I remember the first meal my dad made after my mom passed away.

I guess you couldn’t even call it a meal. A snack, maybe. Or better yet, a snack the size of a meal.

It was September 2007 and I was still filled with the jitters of beginning my last year of middle school. Stomach still swirling with the sour feeling of knowing my mom wasn’t going to be there waiting for me when the bell rang, sitting in her cream-colored Subaru. That her smile was a memory I would concentrate on every night, gripped with fear that I would soon forget the sing-song sound of her voice, the color of her electrifying red lipstick.

My dad worked during the day. Up until my mom passed away, she was the one who helped me pick out my clothes, took me to school and made my afternoon snack.

Now it was my dad’s turn.

He had plenty of things on his mind besides making me a snack. Laundry had to be done. Bills had to be paid. Tears that he needed to cry.

But he tried to keep things normal for me. He began that first day of “us against the world” by making my snack.

Half a bag of baby carrots. An overflowing handful of Wheat Thins. A jar of peanut butter. A cup of Tillamook yogurt.

He set down the feast -I mean- plate. I couldn’t hold back the giggles.

Quite the snack, dad. Quite the snack.

He would learn about appropriate snack portions, soon enough.

And I would learn that he could cook. Man, could he cook.

A typical dinner.

A typical dinner.

For those of you who ever came over for dinner, you can attest to the fact that dinner was always a form of entertainment – the jambalaya dinner party where he tripled the spices on accident. Sweat, towels, pitchers of water – but mostly laughter.

And there were the meals when his band of boys would come – my dad orchestrating a line of pepper chopping, potato dicing, onion sauteing.
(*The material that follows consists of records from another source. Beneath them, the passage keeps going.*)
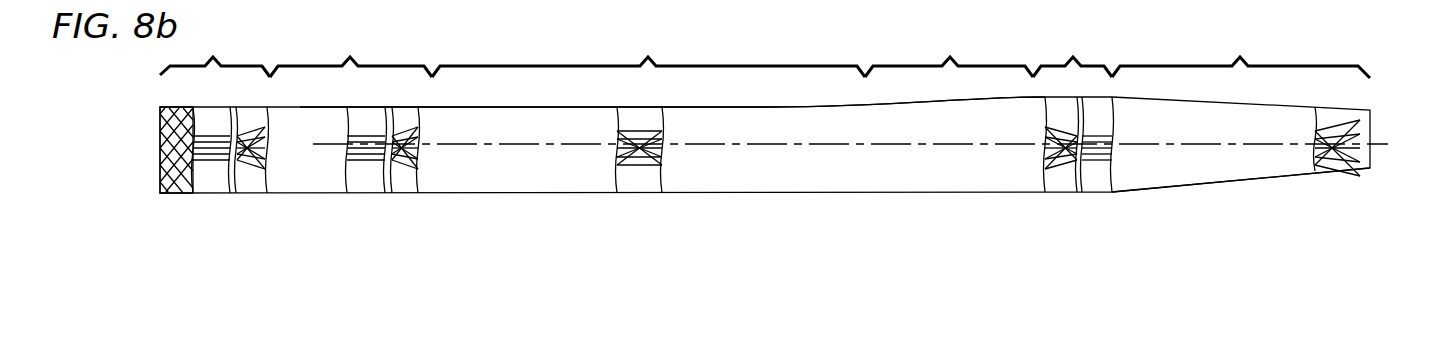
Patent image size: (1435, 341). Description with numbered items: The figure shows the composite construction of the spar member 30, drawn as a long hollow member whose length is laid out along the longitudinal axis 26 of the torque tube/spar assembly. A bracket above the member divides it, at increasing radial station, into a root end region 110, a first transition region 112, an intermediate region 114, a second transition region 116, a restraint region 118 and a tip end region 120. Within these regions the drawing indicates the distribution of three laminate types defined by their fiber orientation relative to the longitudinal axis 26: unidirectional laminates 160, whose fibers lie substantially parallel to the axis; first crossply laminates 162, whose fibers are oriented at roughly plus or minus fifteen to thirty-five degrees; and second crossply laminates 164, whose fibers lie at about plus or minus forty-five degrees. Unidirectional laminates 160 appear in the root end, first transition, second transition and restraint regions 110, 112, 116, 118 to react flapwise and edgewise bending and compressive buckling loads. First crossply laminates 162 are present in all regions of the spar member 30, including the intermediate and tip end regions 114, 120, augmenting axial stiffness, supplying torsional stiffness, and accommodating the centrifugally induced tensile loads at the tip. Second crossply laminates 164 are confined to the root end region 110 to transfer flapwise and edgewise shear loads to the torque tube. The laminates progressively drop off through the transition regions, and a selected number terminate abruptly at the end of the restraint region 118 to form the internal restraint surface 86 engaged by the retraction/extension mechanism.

The spar member 30 is at (1380, 104).
The longitudinal axis 26 is at (812, 143).
The restraint surface 86 is at (1115, 175).
The root end region 110 is at (215, 54).
The first transition region 112 is at (351, 54).
The intermediate region 114 is at (648, 54).
The second transition region 116 is at (949, 54).
The restraint region 118 is at (1072, 54).
The tip end region 120 is at (1241, 55).
The unidirectional laminates 160 is at (216, 183).
The first crossply laminates 162 is at (253, 184).
The second crossply laminates 164 is at (173, 184).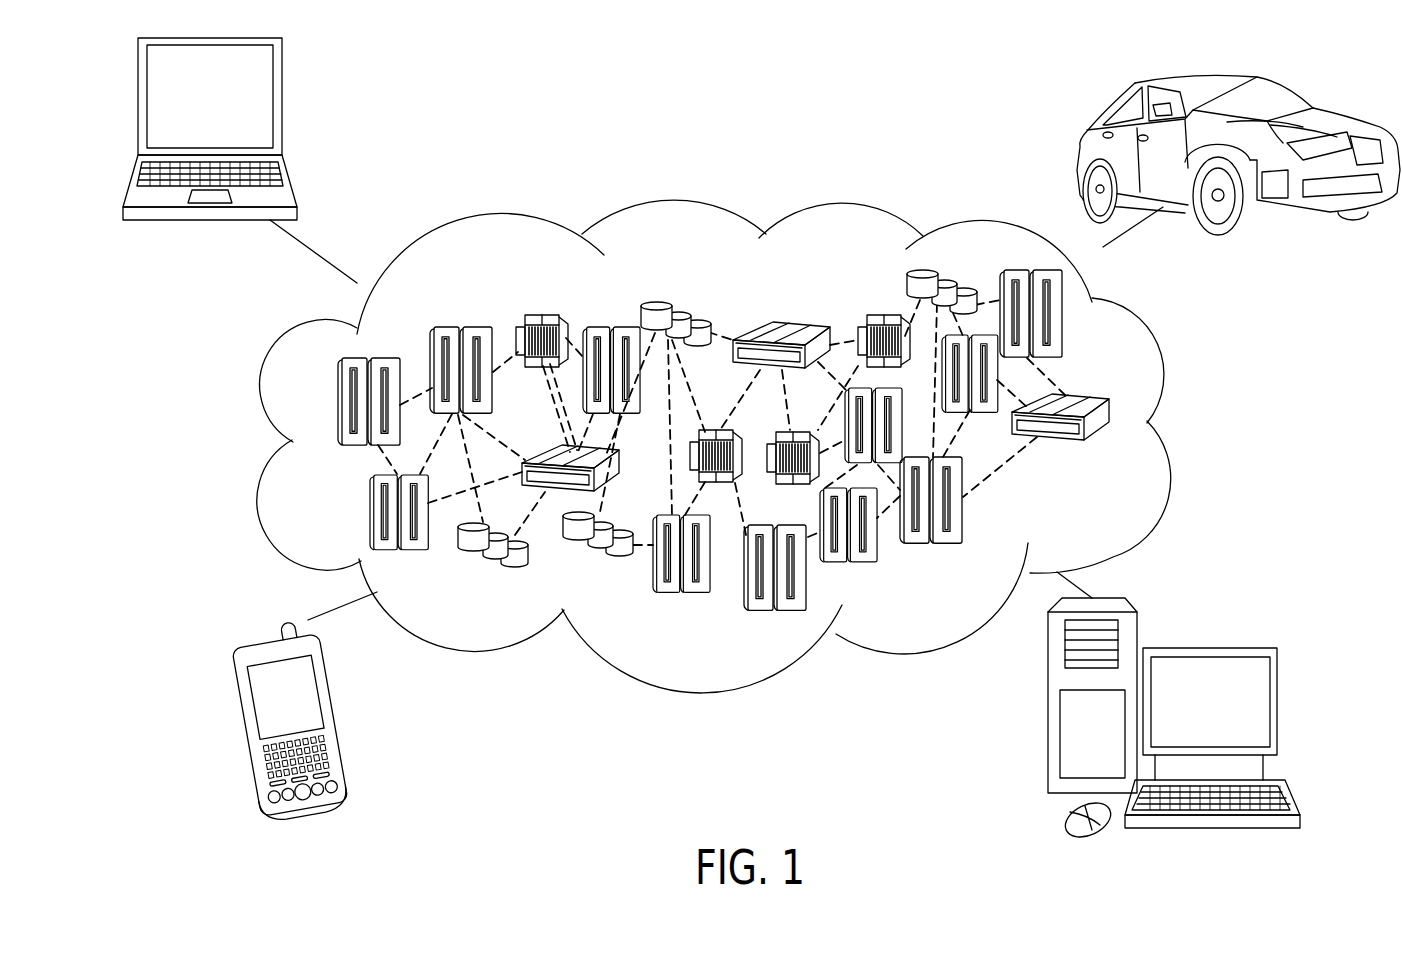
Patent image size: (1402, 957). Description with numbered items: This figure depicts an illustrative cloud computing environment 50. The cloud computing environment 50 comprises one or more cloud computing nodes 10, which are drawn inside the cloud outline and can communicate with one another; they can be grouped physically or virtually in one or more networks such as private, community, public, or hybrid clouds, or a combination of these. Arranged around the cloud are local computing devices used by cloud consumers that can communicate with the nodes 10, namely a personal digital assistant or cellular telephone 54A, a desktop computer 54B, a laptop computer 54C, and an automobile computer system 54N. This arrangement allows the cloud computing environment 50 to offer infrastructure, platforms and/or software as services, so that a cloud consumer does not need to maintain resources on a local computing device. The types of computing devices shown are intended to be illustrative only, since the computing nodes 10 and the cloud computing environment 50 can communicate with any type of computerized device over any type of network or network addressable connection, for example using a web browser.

The cloud computing nodes 10 is at (1128, 453).
The cloud computing environment 50 is at (1163, 397).
The personal digital assistant (PDA) or cellular telephone 54A is at (238, 728).
The desktop computer 54B is at (1212, 648).
The laptop computer 54C is at (138, 102).
The automobile computer system 54N is at (1293, 95).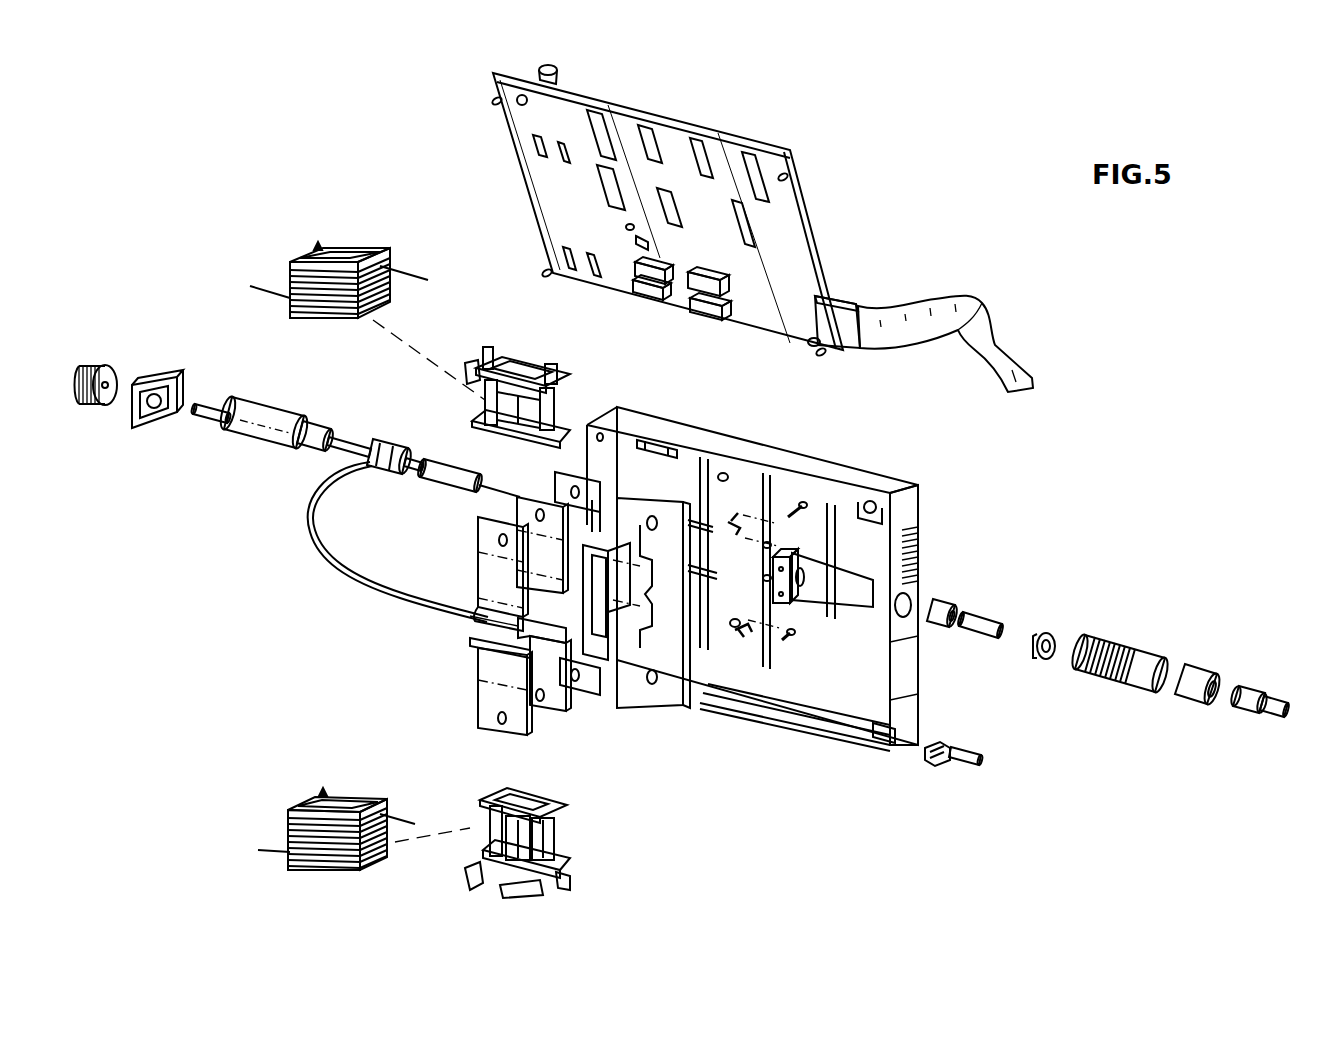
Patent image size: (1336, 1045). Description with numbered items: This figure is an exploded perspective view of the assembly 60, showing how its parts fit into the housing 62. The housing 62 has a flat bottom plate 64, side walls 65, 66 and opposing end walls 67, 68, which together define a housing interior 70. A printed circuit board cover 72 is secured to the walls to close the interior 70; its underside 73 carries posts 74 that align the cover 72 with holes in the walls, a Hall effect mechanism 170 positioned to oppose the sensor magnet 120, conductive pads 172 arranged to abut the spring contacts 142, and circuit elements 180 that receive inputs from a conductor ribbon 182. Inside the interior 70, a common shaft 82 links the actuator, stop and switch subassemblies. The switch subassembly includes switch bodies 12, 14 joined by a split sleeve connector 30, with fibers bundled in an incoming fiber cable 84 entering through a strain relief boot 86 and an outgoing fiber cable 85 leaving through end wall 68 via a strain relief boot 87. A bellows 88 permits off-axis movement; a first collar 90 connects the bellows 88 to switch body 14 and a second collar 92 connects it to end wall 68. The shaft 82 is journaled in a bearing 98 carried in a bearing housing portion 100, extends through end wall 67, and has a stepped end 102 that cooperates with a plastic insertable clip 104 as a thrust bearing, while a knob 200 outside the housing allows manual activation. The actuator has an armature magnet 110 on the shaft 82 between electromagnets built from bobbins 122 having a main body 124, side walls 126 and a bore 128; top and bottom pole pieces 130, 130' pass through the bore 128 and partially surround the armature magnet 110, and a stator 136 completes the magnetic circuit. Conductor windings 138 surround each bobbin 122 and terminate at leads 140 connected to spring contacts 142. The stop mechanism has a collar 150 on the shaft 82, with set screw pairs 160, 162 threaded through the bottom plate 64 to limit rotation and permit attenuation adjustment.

The printed circuit board cover 72 is at (668, 114).
The posts 74 is at (492, 103).
The conductive pads 172 is at (535, 145).
The Hall effect mechanism 170 is at (624, 229).
The circuit elements 180 is at (745, 230).
The underside of the cover 73 is at (795, 220).
The conductor ribbon 182 is at (959, 300).
The conductor windings 138 is at (318, 243).
The leads 140 is at (252, 285).
The spring contacts 142 is at (481, 366).
The side walls 126 is at (498, 358).
The bore 128 is at (550, 370).
The bobbins 122 is at (556, 393).
The main body 124 is at (556, 843).
The knob 200 is at (92, 362).
The plastic insertable clip 104 is at (160, 377).
The stepped end 102 is at (218, 423).
The armature magnet 110 is at (262, 418).
The sensor magnet 120 is at (310, 452).
The common shaft 82 is at (355, 446).
The collar 150 is at (385, 450).
The switch body 12 is at (426, 467).
The split sleeve connector 30 is at (444, 493).
The incoming fiber cable 84 is at (343, 582).
The top pole piece 130 is at (475, 626).
The bottom pole piece 130' is at (516, 622).
The stator 136 is at (667, 715).
The outgoing fiber cable 85 is at (504, 492).
The end wall 67 is at (600, 452).
The side wall 66 is at (740, 437).
The front set screw pair 160 is at (800, 508).
The back set screw pair 162 is at (735, 519).
The bearing housing portion 100 is at (806, 578).
The housing interior 70 is at (840, 695).
The end wall 68 is at (912, 690).
The flat bottom plate 64 is at (728, 690).
The side wall 65 is at (792, 715).
The housing 62 is at (856, 765).
The bearing 98 is at (945, 603).
The switch body 14 is at (980, 626).
The first collar 90 is at (1047, 633).
The bellows 88 is at (1128, 652).
The second collar 92 is at (1198, 673).
The strain relief boot 87 is at (1272, 697).
The strain relief boot 86 is at (955, 766).
The assembly 60 is at (290, 685).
I would sneak over the railing to watch the action, too distracted to finish math homework.

His meals were so nourishing. I don’t think I was ever hungry the nearly four years my dad made dinner for me.

We played hard and we ate hard. The word diet was never said in our house. Calories were something left to my chemistry textbooks. We always had dessert. Always.

He never held back from feeding me the best. He took time to plan meals, was a subscriber to Rachael Ray’s magazine. The cookbooks I’ve saved are littered with dog-eared pages. I can still smell the meals, the memories, when I flip through them.

My dad and I had our hard times, there’s no use trying to hide that. But I know that he loved me.

Whenever a stinging memory comes and tries to make me doubt that, all I have to do is think of our family table – all those nights spent talking over plates heaped with food that he made for me. That he made for me. Serving me only the best.  –1 Peter 2:2–

My amazing dad during a trip to the Bite of Oregon.

My amazing dad during a trip to the Bite of Oregon.